Whether it's an anniversary, a birth, a graduation, a Bar Mitzvah, a confirmation (there is a big demand for Bible cakes, says Biess) or even a product launch, Charly's Bakery rises to the occasion.

On the day I arrive to interview Biess, Roche is busy with a Wiccan cake and there is a caramel derrière upstairs awaiting some sugared lace broekies.

"There is a big naughty-cake market and a weird-cake market," says Biess. "We stop at anything perverted … We don't model cakes on people's genitalia even though we have had requests!"

A forthcoming TV episode has a PG rating.

Biess shows me a box marked "omatondo and amabele" filled with harmless little pink winkies and boobs. There are also boxes of wired hearts, polka dots, stars, buttons, numbers, wedding figurines and high heels. It is a play land, a fun fantasy world, says Biess. As a child, her favourite book was Charlie and the Chocolate Factory.

Edible dreams

People arrive expecting the "world of wonder" they saw on television. From the smiling faces on display everywhere, most seem to find it. But there is that percentage, says Biess, that find an old building, not exactly crumbling but dog-eared, in a dodgy part of town.

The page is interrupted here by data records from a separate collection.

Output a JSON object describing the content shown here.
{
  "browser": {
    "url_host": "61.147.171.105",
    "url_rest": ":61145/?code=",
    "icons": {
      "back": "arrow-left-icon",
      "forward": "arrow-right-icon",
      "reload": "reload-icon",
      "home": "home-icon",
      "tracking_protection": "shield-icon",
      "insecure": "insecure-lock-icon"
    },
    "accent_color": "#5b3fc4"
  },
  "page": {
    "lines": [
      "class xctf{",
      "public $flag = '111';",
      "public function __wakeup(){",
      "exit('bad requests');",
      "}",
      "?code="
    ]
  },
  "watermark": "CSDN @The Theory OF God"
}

In the cold room there are cake bases at the ready waiting to be transformed into somebody's edible dream: baked cheesecake, lemon meringue, Madeira, chocolate mousse, trendy red velvet (using beetroot and not food colouring), and "hummingbird cake", which is made with carrot, banana and pineapple with a mango cream-cheese icing. For good measure, there is also dairy-free, egg-free and diabetic cake.

Is there a trade-off between size and taste, I wonder. Not when it comes to the wicked chocolate cake, the best seller, selling 40 to one. Certain cakes, such as cheesecake and carrot cake, don't work when it comes to craving.

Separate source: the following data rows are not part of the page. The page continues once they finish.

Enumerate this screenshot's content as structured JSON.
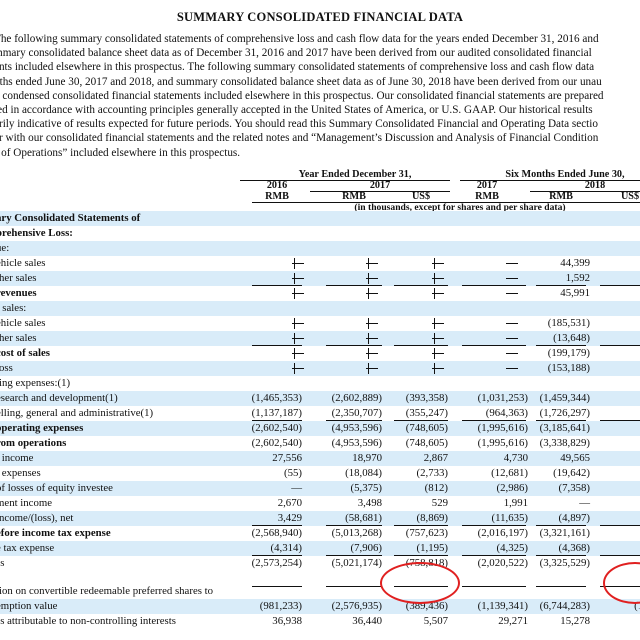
{
  "title": "SUMMARY CONSOLIDATED FINANCIAL DATA",
  "intro_lines": [
    "The following summary consolidated statements of comprehensive loss and cash flow data for the years ended December 31, 2016 and",
    "mmary consolidated balance sheet data as of December 31, 2016 and 2017 have been derived from our audited consolidated financial",
    "ents included elsewhere in this prospectus. The following summary consolidated statements of comprehensive loss and cash flow data",
    "nths ended June 30, 2017 and 2018, and summary consolidated balance sheet data as of June 30, 2018 have been derived from our unau",
    "n condensed consolidated financial statements included elsewhere in this prospectus. Our consolidated financial statements are prepared",
    "ted in accordance with accounting principles generally accepted in the United States of America, or U.S. GAAP. Our historical results",
    "arily indicative of results expected for future periods. You should read this Summary Consolidated Financial and Operating Data sectio",
    "er with our consolidated financial statements and the related notes and “Management’s Discussion and Analysis of Financial Condition",
    "s of Operations” included elsewhere in this prospectus."
  ],
  "header": {
    "group1": "Year Ended December 31,",
    "group2": "Six Months Ended June 30,",
    "year_2016": "2016",
    "year_2017": "2017",
    "year_2017b": "2017",
    "year_2018": "2018",
    "cols": [
      "RMB",
      "RMB",
      "US$",
      "RMB",
      "RMB",
      "US$"
    ],
    "units_note": "(in thousands, except for shares and per share data)"
  },
  "rows": [
    {
      "label": "ary Consolidated Statements of",
      "bold": true,
      "vals": []
    },
    {
      "label": "prehensive Loss:",
      "bold": true,
      "vals": []
    },
    {
      "label": "ue:",
      "vals": []
    },
    {
      "label": "ehicle sales",
      "vals": [
        "",
        "",
        "",
        "",
        "44,399",
        "6"
      ],
      "dashes": true
    },
    {
      "label": "ther sales",
      "vals": [
        "",
        "",
        "",
        "",
        "1,592",
        ""
      ],
      "dashes": true
    },
    {
      "label": "revenues",
      "bold": true,
      "vals": [
        "",
        "",
        "",
        "",
        "45,991",
        "6"
      ],
      "dashes": true
    },
    {
      "label": "f sales:",
      "vals": []
    },
    {
      "label": "ehicle sales",
      "vals": [
        "",
        "",
        "",
        "",
        "(185,531)",
        "(28"
      ],
      "dashes": true
    },
    {
      "label": "ther sales",
      "vals": [
        "",
        "",
        "",
        "",
        "(13,648)",
        "(2"
      ],
      "dashes": true
    },
    {
      "label": "cost of sales",
      "bold": true,
      "vals": [
        "",
        "",
        "",
        "",
        "(199,179)",
        "(30"
      ],
      "dashes": true
    },
    {
      "label": "loss",
      "vals": [
        "",
        "",
        "",
        "",
        "(153,188)",
        "(23"
      ],
      "dashes": true
    },
    {
      "label": "ting expenses:(1)",
      "vals": []
    },
    {
      "label": "esearch and development(1)",
      "vals": [
        "(1,465,353)",
        "(2,602,889)",
        "(393,358)",
        "(1,031,253)",
        "(1,459,344)",
        "(220"
      ]
    },
    {
      "label": "elling, general and administrative(1)",
      "vals": [
        "(1,137,187)",
        "(2,350,707)",
        "(355,247)",
        "(964,363)",
        "(1,726,297)",
        "(260"
      ]
    },
    {
      "label": "operating expenses",
      "bold": true,
      "vals": [
        "(2,602,540)",
        "(4,953,596)",
        "(748,605)",
        "(1,995,616)",
        "(3,185,641)",
        "(481"
      ]
    },
    {
      "label": "rom operations",
      "bold": true,
      "vals": [
        "(2,602,540)",
        "(4,953,596)",
        "(748,605)",
        "(1,995,616)",
        "(3,338,829)",
        "(504"
      ]
    },
    {
      "label": "t income",
      "vals": [
        "27,556",
        "18,970",
        "2,867",
        "4,730",
        "49,565",
        "7"
      ]
    },
    {
      "label": "t expenses",
      "vals": [
        "(55)",
        "(18,084)",
        "(2,733)",
        "(12,681)",
        "(19,642)",
        "(2"
      ]
    },
    {
      "label": "of losses of equity investee",
      "vals": [
        "—",
        "(5,375)",
        "(812)",
        "(2,986)",
        "(7,358)",
        "(1"
      ]
    },
    {
      "label": "ment income",
      "vals": [
        "2,670",
        "3,498",
        "529",
        "1,991",
        "—",
        ""
      ]
    },
    {
      "label": "income/(loss), net",
      "vals": [
        "3,429",
        "(58,681)",
        "(8,869)",
        "(11,635)",
        "(4,897)",
        ""
      ]
    },
    {
      "label": "efore income tax expense",
      "bold": true,
      "vals": [
        "(2,568,940)",
        "(5,013,268)",
        "(757,623)",
        "(2,016,197)",
        "(3,321,161)",
        "(501"
      ]
    },
    {
      "label": "e tax expense",
      "vals": [
        "(4,314)",
        "(7,906)",
        "(1,195)",
        "(4,325)",
        "(4,368)",
        ""
      ]
    },
    {
      "label": "ss",
      "vals": [
        "(2,573,254)",
        "(5,021,174)",
        "(758,818)",
        "(2,020,522)",
        "(3,325,529)",
        "(502"
      ]
    },
    {
      "label": "",
      "vals": []
    },
    {
      "label": "tion on convertible redeemable preferred shares to",
      "vals": []
    },
    {
      "label": "emption value",
      "vals": [
        "(981,233)",
        "(2,576,935)",
        "(389,436)",
        "(1,139,341)",
        "(6,744,283)",
        "(1,019"
      ]
    },
    {
      "label": "ss attributable to non-controlling interests",
      "vals": [
        "36,938",
        "36,440",
        "5,507",
        "29,271",
        "15,278",
        "2"
      ]
    }
  ]
}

Meringues can melt or collapse thanks to Cape Town's fast-changing weather. But you can do almost anything with the wicked chocolate cake.

"We didn't plan a brand," says Biess. "It just grew organically. Charly's is a family business. We will never franchise. And we never leave things to a management."

Cake and giving

All the staff have started at the bottom and worked their way up. They are a "rainbow collection" of "Oompa-Loompas", says Biess: Xhosa, Tswana, Sotho, Portuguese Angolan, Congolese, Jews, Germans and Christians.

A hallmark of the business is the amount of effort they make for organisations doing good work – such as Nazareth House and St Luke's Hospice (to be featured in episode six). In one episode, they take cake to the nearby Cape Town police station.

"We started with the Big Issue vendors, and have continued with them all these years," says Biess.

For years, it has worked with Operation Shoebox, which gives gifts to orphaned children. Charly's managed to raise 8 500 new toys for children in hospitals such as the Red Cross War Memorial Children's Hospital (shown in the upcoming Christmas episode).

Cake and giving seem to go together naturally. Most people don't buy special cakes for themselves but to surprise a loved one.

"I believe the success of our business," says Biess, "lies in keeping open the circle of giving."

Let them eat cake is her belief, but Biess is no disconnected Marie-Antoinette.

(Full disclosure: of course I left with a gift box of Charly's cupcakes and petits fours. I didn't take a bite. I gave it away to cake-starved children.)